PENSIONI: SENZA SOLDI LA FANTASIA NON SERVE
La ricerca di riforme senza disponibilità di denaro produce idee oggettivamente di difficile attuazione.
Il Governo, nell’intento di captare o mantenere un consenso difficile perché, al di là dei continui annunci ottimistici di “ripresa” la crisi resta profondissima, continua a cercare iniziative “popolari”, di, almeno apparente, alleggerimento del rigore.
Il problema è che produrre questi effetti con deficit o incrementi della spesa pubblica, come avvenuto per il caso dei famosi 80 euro, è una missione praticamente impossibile.
Così, l’idea di modificare gli effetti perversi della riforma-Fornero delle pensioni finisce per sbattere contro la dura realtà dell’assenza di disponibilità di risorse pubbliche, per sostenere gli effetti economici di una riduzione dell’età pensionabile.
Quando si sbatte contro la realtà, allora è necessario far lavorare la fantasia, che almeno stando alle proposte che circolano sui media finalizzate alla soluzione del problema, appare molto ma molto fervida.
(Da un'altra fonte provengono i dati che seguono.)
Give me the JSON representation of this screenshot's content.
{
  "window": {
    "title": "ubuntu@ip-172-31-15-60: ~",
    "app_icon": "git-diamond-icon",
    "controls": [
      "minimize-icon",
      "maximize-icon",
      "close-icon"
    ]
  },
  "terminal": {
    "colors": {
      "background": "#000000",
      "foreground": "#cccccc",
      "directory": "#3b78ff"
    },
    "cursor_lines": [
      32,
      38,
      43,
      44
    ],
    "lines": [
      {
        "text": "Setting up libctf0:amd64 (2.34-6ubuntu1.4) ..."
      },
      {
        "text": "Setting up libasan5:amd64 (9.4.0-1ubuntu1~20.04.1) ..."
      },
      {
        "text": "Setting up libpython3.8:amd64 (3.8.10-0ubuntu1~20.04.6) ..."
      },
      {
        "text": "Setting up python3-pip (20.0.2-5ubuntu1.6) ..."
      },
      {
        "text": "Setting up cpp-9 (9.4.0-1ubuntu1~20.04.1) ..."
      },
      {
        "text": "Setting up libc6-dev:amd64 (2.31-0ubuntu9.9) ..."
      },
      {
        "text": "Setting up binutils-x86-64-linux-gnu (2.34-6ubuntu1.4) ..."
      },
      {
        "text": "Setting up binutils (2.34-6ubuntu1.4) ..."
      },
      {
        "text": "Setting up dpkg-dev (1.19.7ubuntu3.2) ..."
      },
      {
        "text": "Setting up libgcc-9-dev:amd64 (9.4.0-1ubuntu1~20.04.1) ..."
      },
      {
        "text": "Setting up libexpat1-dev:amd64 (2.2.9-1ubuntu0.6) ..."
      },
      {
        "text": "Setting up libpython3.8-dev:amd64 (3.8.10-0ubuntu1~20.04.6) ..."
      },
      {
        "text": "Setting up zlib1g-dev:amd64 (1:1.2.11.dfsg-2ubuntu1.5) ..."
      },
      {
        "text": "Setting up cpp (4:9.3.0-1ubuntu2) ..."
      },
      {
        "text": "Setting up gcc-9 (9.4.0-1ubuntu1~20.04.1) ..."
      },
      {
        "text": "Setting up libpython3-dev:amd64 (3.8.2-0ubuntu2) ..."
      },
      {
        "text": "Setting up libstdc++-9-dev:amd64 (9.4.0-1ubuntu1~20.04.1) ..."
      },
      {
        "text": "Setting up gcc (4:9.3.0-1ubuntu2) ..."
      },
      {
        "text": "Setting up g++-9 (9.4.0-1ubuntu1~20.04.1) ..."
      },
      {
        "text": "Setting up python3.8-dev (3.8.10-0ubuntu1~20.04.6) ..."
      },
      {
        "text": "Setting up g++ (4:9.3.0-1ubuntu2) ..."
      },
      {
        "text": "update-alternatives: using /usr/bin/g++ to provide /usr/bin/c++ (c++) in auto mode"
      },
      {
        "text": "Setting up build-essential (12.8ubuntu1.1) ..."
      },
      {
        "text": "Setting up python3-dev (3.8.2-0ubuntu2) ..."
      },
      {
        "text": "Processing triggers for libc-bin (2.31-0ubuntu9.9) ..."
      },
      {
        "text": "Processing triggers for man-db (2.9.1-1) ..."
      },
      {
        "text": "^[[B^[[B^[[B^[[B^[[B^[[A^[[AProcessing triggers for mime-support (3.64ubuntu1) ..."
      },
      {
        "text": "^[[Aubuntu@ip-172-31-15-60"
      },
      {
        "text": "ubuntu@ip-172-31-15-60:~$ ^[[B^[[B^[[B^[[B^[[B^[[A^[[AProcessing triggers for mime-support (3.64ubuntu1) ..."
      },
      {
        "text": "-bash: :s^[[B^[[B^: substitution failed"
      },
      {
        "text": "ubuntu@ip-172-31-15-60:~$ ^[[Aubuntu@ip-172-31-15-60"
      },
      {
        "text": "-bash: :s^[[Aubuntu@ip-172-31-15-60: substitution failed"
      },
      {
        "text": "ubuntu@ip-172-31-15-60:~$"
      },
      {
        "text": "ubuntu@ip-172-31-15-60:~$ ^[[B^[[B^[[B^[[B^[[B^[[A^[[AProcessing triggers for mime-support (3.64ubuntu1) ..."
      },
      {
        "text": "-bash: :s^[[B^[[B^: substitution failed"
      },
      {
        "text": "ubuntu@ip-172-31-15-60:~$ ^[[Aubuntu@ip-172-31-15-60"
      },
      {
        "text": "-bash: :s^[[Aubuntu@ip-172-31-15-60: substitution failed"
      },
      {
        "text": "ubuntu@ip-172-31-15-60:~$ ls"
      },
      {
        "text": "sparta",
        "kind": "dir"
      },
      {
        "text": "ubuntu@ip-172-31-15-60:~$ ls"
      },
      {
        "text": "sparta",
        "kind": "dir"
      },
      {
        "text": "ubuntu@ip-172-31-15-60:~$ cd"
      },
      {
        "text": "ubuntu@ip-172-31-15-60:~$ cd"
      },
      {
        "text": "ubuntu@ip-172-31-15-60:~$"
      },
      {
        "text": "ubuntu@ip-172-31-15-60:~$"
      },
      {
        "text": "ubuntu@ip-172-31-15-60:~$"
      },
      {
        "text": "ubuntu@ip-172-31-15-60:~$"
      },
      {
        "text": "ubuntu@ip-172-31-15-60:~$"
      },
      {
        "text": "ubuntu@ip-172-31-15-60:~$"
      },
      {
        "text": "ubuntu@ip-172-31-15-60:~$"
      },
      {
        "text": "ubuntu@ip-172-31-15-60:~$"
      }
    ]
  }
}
L’idea dell’ultima ora consiste nel prevedere che le aziende anticipino ai dipendenti che si collochino in pensione prima delle scadenze imposte dalla riforma-Fornero un “prestito”, volto a coprire la penalizzazione che subirebbero collocandosi in quiescenza prima del tempo. Poi, il pensionato restituirebbe il prestito all’Inps, attraverso trattenute all’assegno pensionistico; l’Inps e le aziende anticipatrici, inoltre, regolerebbero con i loro specifici rapporti finanziari la restituzione di quanto l’azienda avrebbe anticipato al lavoratore.
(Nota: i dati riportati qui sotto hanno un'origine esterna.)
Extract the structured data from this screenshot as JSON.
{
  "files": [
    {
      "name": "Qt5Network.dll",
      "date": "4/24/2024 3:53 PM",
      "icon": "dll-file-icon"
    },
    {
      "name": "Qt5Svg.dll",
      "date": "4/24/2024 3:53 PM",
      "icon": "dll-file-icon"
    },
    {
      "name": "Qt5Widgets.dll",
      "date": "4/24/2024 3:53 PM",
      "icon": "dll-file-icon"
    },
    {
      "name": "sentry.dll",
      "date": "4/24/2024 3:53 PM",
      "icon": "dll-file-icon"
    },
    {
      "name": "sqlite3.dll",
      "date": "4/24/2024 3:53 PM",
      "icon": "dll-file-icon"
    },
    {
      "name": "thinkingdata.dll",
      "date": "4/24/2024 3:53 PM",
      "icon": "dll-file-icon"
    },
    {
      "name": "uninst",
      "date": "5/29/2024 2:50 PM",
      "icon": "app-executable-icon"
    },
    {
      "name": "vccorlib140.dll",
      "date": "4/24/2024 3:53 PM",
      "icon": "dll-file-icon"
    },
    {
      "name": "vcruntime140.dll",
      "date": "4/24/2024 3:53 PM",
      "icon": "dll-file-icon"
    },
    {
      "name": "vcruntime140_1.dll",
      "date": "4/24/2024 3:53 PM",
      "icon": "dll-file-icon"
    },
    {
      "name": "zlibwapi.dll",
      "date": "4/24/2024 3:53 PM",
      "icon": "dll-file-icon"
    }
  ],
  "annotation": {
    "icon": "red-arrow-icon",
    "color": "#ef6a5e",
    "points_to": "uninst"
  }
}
Già sintetizzata così, l’idea appare piena di problemi attuativi rilevantissimi. Ma, al di là delle questioni tecniche, comunque superabili, evidentemente agli ideatori sfugge un piccolo particolare: la crisi è così presente e profonda, che le imprese hanno serissime carenze di liquidità e, comunque, di disponibilità, perché le banche non anticipano e i clienti non pagano o lo fanno con ritardi abissali.
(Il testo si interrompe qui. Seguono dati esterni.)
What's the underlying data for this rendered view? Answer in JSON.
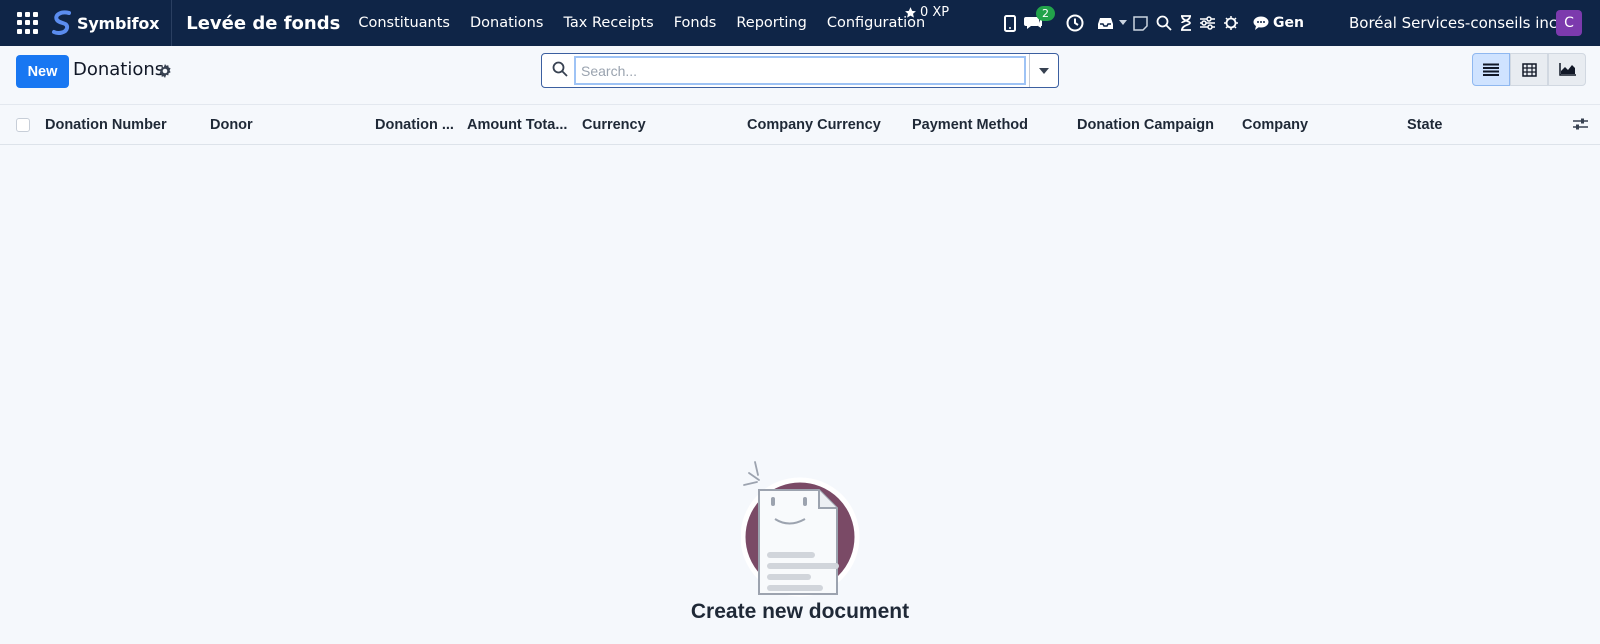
{
  "navbar": {
    "brand": "Symbifox",
    "app_title": "Levée de fonds",
    "menu": [
      "Constituants",
      "Donations",
      "Tax Receipts",
      "Fonds",
      "Reporting",
      "Configuration"
    ],
    "xp": "0 XP",
    "chat_count": "2",
    "gen_label": "Gen",
    "company": "Boréal Services-conseils inc.",
    "avatar_letter": "C"
  },
  "control": {
    "new_label": "New",
    "breadcrumb": "Donations",
    "search_placeholder": "Search..."
  },
  "table": {
    "columns": [
      "Donation Number",
      "Donor",
      "Donation ...",
      "Amount Tota...",
      "Currency",
      "Company Currency",
      "Payment Method",
      "Donation Campaign",
      "Company",
      "State"
    ]
  },
  "empty_state": {
    "title": "Create new document"
  },
  "colors": {
    "navbar_bg": "#0f2547",
    "primary": "#1877f2",
    "badge": "#22a34a",
    "avatar": "#7c3aad",
    "illustration_circle": "#7a4a66"
  }
}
Appare oggettivamente paradossale immaginare che queste stesse aziende, impossibilitate ad investire e talvolta costrette a contratti di solidarietà, Cassa integrazione e licenziamenti proprio per problemi di liquidità e produzione, abbiano la forza di anticipare liquidità a dipendenti che intendano andare in quiescenza, ai quali, per altro, debbono anche restituire il Tfr, erogazione per via di cassa che comporta un rilevante sacrificio.
Oltre tutto, poi, i dipendenti pensionati anticipatamente, col sistema immaginato finirebbero comunque per pagare di tasca propria, sia pure avvalendosi di prestiti e rateizzazioni, il differenziale contributivo. C’è da aspettarsi che il meccanismo, complicatissimo, funzioni?